Does launching a kernel with just 1 thread with 1 block ensures sequential execution in GPU?

Hello everyone,

I’m currently learning CUDA programming from the book “Professional CUDA C Programming” by John Cheng. While I was practising with the example, came across a concept of execution and verification of CUDA kernels.

I quote what the book says

“you can set the execution configuration to <<<1,1>>>, so you force the kernel to run with only one block and one thread. This emulates a sequential implementation. This is useful for debugging and verifying correct results. Also, this helps you verify that numeric results are bitwise exact from run-to-run if you encounter order of operations issues.”(Page: 39)

If I understood the literal meaning, the paragraph is saying, if we launch a kernel using just 1 block with just 1 thread (i.e. <<<1, 1>>>), then the cuda code will run sequentially like a CPU. In such a way, we can check, if the kernel is functionally correct.

I have used the following kernel, allocating 32 elements for each array

_global_ void sumArraysOnGPU(float *A, float *B, float *C) {

    int tid = threadIdx.x;
    
    C[tid] = A[tid] + B[tid]; // Perform element-wise addition
}

// Launch kernel from Host
sumArraysOnGPU<<<1, 1>>>(d_A, d_B, d_C); 

Now if we see the result, and the number of threads launched in the terminal

Screenshot from 2023-12-14 22-45-17

The output of the code confirms only one thread is launched, despite the vector size being 32. And sum between 0th index of d_A and d_B is only performed and stored in the 0th index of d_C (In Screenshot, Printed first 7 indices of the vector of GPU and CPU).
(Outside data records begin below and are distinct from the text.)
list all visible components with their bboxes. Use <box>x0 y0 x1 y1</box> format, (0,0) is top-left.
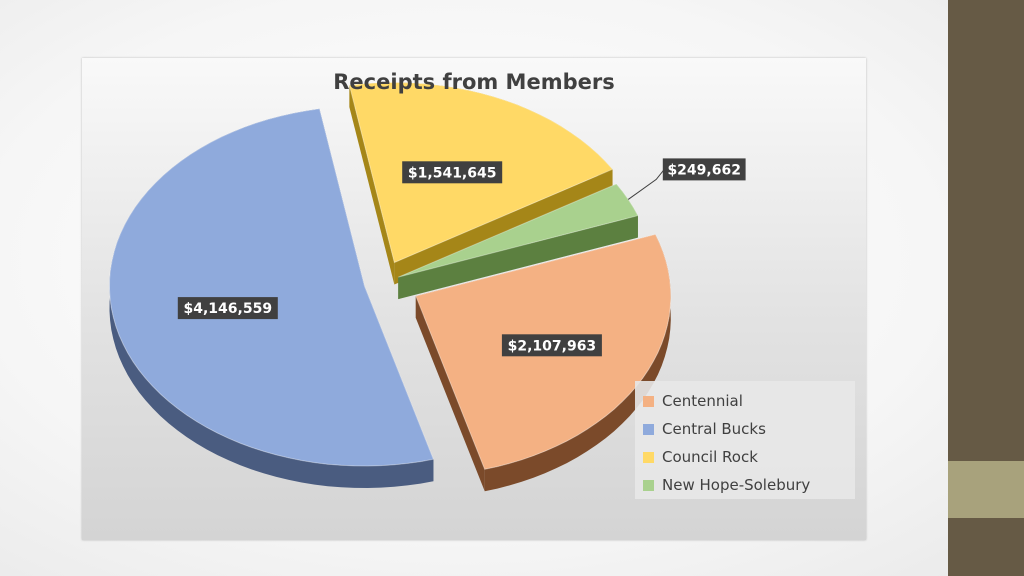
data-label-box-central-bucks <box>177 297 278 320</box>
data-label-new-hope-solebury: $249,662 <box>667 162 741 178</box>
data-label-box-new-hope-solebury <box>662 158 746 181</box>
data-label-central-bucks: $4,146,559 <box>184 301 273 317</box>
chart-legend: Centennial Central Bucks Council Rock Ne… <box>635 381 855 499</box>
data-label-box-council-rock <box>402 161 503 184</box>
leader-line-new-hope-solebury <box>627 169 665 200</box>
legend-label-new-hope-solebury: New Hope-Solebury <box>662 476 811 494</box>
slice-edge-council-rock-0 <box>349 85 395 285</box>
pie-slice-central-bucks <box>108 108 435 467</box>
legend-item-council-rock: Council Rock <box>643 443 855 471</box>
chart-area: $2,107,963 $4,146,559 $1,541,645 $249,662 R… <box>82 58 866 540</box>
chart-title: Receipts from Members <box>333 70 615 94</box>
legend-item-new-hope-solebury: New Hope-Solebury <box>643 471 855 499</box>
pie-slice-new-hope-solebury <box>398 183 639 278</box>
legend-label-centennial: Centennial <box>662 392 743 410</box>
legend-label-council-rock: Council Rock <box>662 448 758 466</box>
data-label-centennial: $2,107,963 <box>508 338 597 354</box>
slice-side-centennial <box>484 234 671 492</box>
slice-edge-centennial-1 <box>415 296 485 492</box>
data-label-council-rock: $1,541,645 <box>408 165 497 181</box>
legend-swatch-centennial <box>643 395 654 407</box>
slide-side-accent <box>948 461 1024 518</box>
legend-item-centennial: Centennial <box>643 387 855 415</box>
legend-swatch-central-bucks <box>643 423 654 435</box>
legend-item-central-bucks: Central Bucks <box>643 415 855 443</box>
slice-edge-new-hope-solebury-1 <box>398 215 638 300</box>
pie-chart-plot: $2,107,963 $4,146,559 $1,541,645 $249,662 <box>108 81 746 492</box>
legend-swatch-council-rock <box>643 451 654 463</box>
data-label-box-centennial <box>501 334 602 357</box>
legend-swatch-new-hope-solebury <box>643 479 654 491</box>
legend-label-central-bucks: Central Bucks <box>662 420 766 438</box>
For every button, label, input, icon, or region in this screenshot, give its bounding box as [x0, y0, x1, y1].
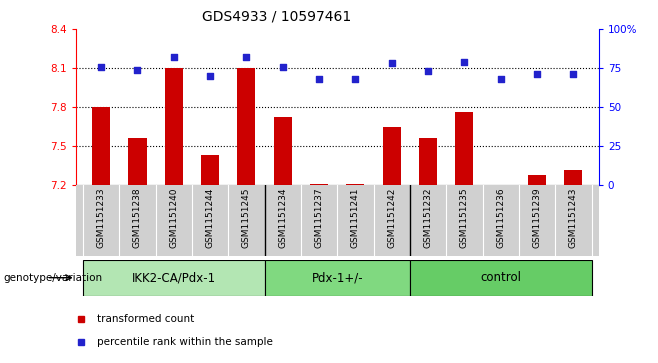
- Point: [314, 76, 324, 82]
- Bar: [310, 184, 328, 185]
- Point: [350, 76, 361, 82]
- Text: IKK2-CA/Pdx-1: IKK2-CA/Pdx-1: [132, 271, 216, 284]
- Text: genotype/variation: genotype/variation: [3, 273, 103, 283]
- Text: GSM1151233: GSM1151233: [97, 187, 105, 248]
- Text: Pdx-1+/-: Pdx-1+/-: [311, 271, 363, 284]
- Point: [495, 76, 506, 82]
- Text: GSM1151245: GSM1151245: [242, 187, 251, 248]
- Bar: [528, 175, 546, 185]
- Text: percentile rank within the sample: percentile rank within the sample: [97, 337, 272, 347]
- Point: [132, 67, 143, 73]
- Bar: [83, 260, 265, 296]
- Point: [459, 59, 470, 65]
- Bar: [164, 68, 183, 185]
- Point: [168, 54, 179, 60]
- Point: [423, 68, 434, 74]
- Point: [278, 64, 288, 69]
- Text: GSM1151242: GSM1151242: [387, 187, 396, 248]
- Text: GDS4933 / 10597461: GDS4933 / 10597461: [202, 9, 351, 23]
- Point: [532, 72, 542, 77]
- Point: [96, 64, 107, 69]
- Text: control: control: [480, 271, 521, 284]
- Text: GSM1151236: GSM1151236: [496, 187, 505, 248]
- Text: GSM1151239: GSM1151239: [532, 187, 542, 248]
- Bar: [201, 155, 219, 185]
- Text: GSM1151240: GSM1151240: [169, 187, 178, 248]
- Bar: [238, 68, 255, 185]
- Bar: [410, 260, 592, 296]
- Text: GSM1151237: GSM1151237: [315, 187, 324, 248]
- Bar: [274, 118, 291, 185]
- Bar: [346, 184, 365, 185]
- Point: [568, 72, 578, 77]
- Point: [386, 61, 397, 66]
- Text: transformed count: transformed count: [97, 314, 194, 324]
- Text: GSM1151232: GSM1151232: [424, 187, 432, 248]
- Bar: [92, 107, 110, 185]
- Point: [205, 73, 215, 79]
- Bar: [265, 260, 410, 296]
- Text: GSM1151238: GSM1151238: [133, 187, 142, 248]
- Text: GSM1151241: GSM1151241: [351, 187, 360, 248]
- Text: GSM1151244: GSM1151244: [205, 187, 215, 248]
- Bar: [383, 127, 401, 185]
- Bar: [565, 170, 582, 185]
- Bar: [128, 138, 147, 185]
- Text: GSM1151234: GSM1151234: [278, 187, 288, 248]
- Point: [241, 54, 251, 60]
- Bar: [455, 112, 474, 185]
- Text: GSM1151243: GSM1151243: [569, 187, 578, 248]
- Bar: [419, 138, 437, 185]
- Text: GSM1151235: GSM1151235: [460, 187, 469, 248]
But according to the book, it is supposed to be adding all 32 elements using just 1 thread in a sequential manner.

If I unrolled the “C[tid] = A[tid] + B[tid]” expression, probably it would make more sense. But in that chapter, the author said nothing about unrolling.

So did I understand the paragraph wrong? Or, is the paragraph itself wrong?

Thanks in advance!

Yes, a single thread kernel launch: <<<1,1>>> will guarantee C++ style sequential execution of your kernel code. The support for this claim comes from CUDA’s claimed adherence to C++.
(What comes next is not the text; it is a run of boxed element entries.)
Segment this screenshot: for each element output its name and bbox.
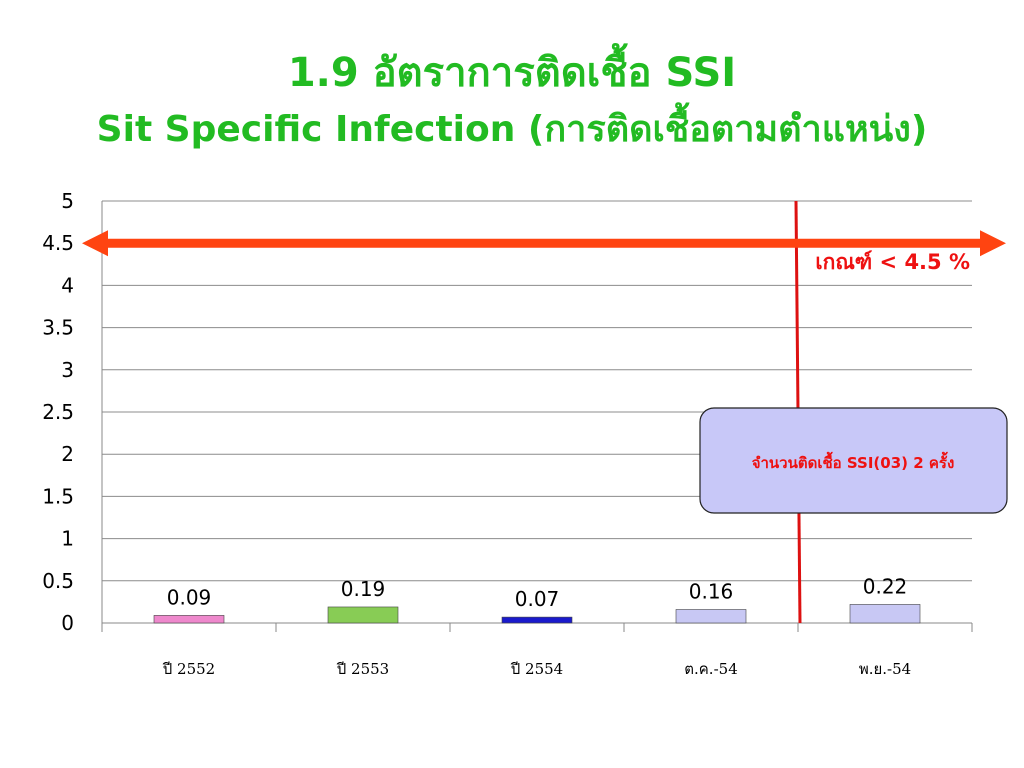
- grid-lines: [101, 200, 973, 632]
- x-category-label: ปี 2553: [336, 660, 389, 678]
- x-category-label: พ.ย.-54: [859, 660, 911, 678]
- x-axis-categories: ปี 2552 ปี 2553 ปี 2554 ต.ค.-54 พ.ย.-54: [162, 660, 911, 678]
- y-tick-label: 2: [61, 442, 74, 466]
- bars: [153, 604, 921, 624]
- data-label: 0.09: [167, 585, 212, 609]
- data-label: 0.07: [515, 587, 560, 611]
- y-tick-label: 1.5: [42, 484, 74, 508]
- y-tick-label: 0.5: [42, 569, 74, 593]
- x-category-label: ปี 2552: [162, 660, 215, 678]
- y-tick-label: 2.5: [42, 400, 74, 424]
- data-labels: 0.09 0.19 0.07 0.16 0.22: [167, 574, 908, 611]
- bar: [675, 609, 747, 624]
- chart-title: 1.9 อัตราการติดเชื้อ SSI: [287, 50, 737, 96]
- y-tick-label: 4: [61, 273, 74, 297]
- threshold-arrow-head-right: [980, 230, 1006, 257]
- y-axis-ticks: 0 0.5 1 1.5 2 2.5 3 3.5 4 4.5 5: [42, 189, 74, 635]
- data-label: 0.22: [863, 574, 908, 598]
- y-tick-label: 0: [61, 611, 74, 635]
- bar: [501, 616, 573, 624]
- y-tick-label: 1: [61, 527, 74, 551]
- threshold-arrow-head-left: [82, 230, 108, 257]
- bar: [849, 604, 921, 624]
- data-label: 0.19: [341, 577, 386, 601]
- overlays: เกณฑ์ < 4.5 % จำนวนติดเชื้อ SSI(03) 2 ครั…: [82, 200, 1008, 624]
- threshold-label: เกณฑ์ < 4.5 %: [815, 250, 970, 274]
- bar: [153, 615, 225, 624]
- y-tick-label: 3: [61, 358, 74, 382]
- chart-subtitle: Sit Specific Infection (การติดเชื้อตามตำ…: [96, 109, 928, 150]
- annotation-box: [699, 407, 1008, 514]
- y-tick-label: 3.5: [42, 316, 74, 340]
- x-category-label: ต.ค.-54: [684, 660, 737, 678]
- bar: [327, 606, 399, 624]
- x-category-label: ปี 2554: [510, 660, 563, 678]
- y-tick-label: 4.5: [42, 231, 74, 255]
- y-tick-label: 5: [61, 189, 74, 213]
- data-label: 0.16: [689, 579, 734, 603]
- annotation-text: จำนวนติดเชื้อ SSI(03) 2 ครั้ง: [752, 451, 955, 472]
However, that does not mean that the results will always be identical compared to any other kernel launch configuration.

When I am teaching CUDA, I usually advise people to hang onto their C++ knowledge. Don’t flush that and assume that everything is different, and there is weirdness lurking everywhere.

When you only launch one thread, that thread runs your kernel code, and then exits. It does not magically run it multiple times. (Pretty much like my C++ knowledge suggests to me. Just like the behavior of a C++ function call.)

If you want to write or design a CUDA kernel that will do the same amount of work regardless of grid size or kernel launch configuration, then the grid-stride loop methodology may be of interest.

But without a loop of some sort in your kernel code, the code will only be executed once, per thread. And if that code that is executed once only updates one location, then only one result or location will be updated/computed, if you launch with <<<1,1>>>.

In C++, I have never heard of unrolling applied to anything other than a loop. There is no loop there.

1 Like

Thank you for your response. I have some questions about your answer to make my understanding clear

Q1. Regarding the grid-stride loop methodology, am I correct in understanding that this technique allows a kernel to process the entire dataset efficiently, even when the kernel configuration is <<<1, 1>>>?

Q2: Regarding kernel verification using a single-thread configuration <<<1, 1>>>(from the book), am I correct to assume that this only checks the correctness of the kernel’s computation for a single element of the vector, rather than the entire vector?

Q3: Understood, since the ‘C[tid] = A[tid] + B[tid]’ is a single operation and not a loop, unrolling isn’t applicable. However, if I were to introduce a loop inside the kernel to handle multiple elements with a single thread, could loop unrolling be used in that scenario to optimize performance?

This article on grid-stride loops has helped me understand the fundamentals and benefits of the concept. However, I’ve asked the above questions to completely clear up any remaining confusion.

Thanks

No. It’s not necessarily efficient. <<<1,1>>> is never efficient. Ever. Ever. But it will process the entire dataset, or whatever you have set the for-loop limit to.

Yes, that seems like a reasonable summary to me. You have already proven to yourself that it does not, in the general case, process the entire dataset.

Loop unrolling can help with performance in various cases. The compiler will aggressively unroll loops for this purpose. It doesn’t generally require explicit help or instruction from you to do so.

Thank you for the explanation. I now have a clear understanding of the <<<1,1>>> configuration.

As for loop unrolling, I need to study further to understand its application better. For the time being, I’ll proceed with exploring other aspects of CUDA programming.

This topic was automatically closed 14 days after the last reply. New replies are no longer allowed.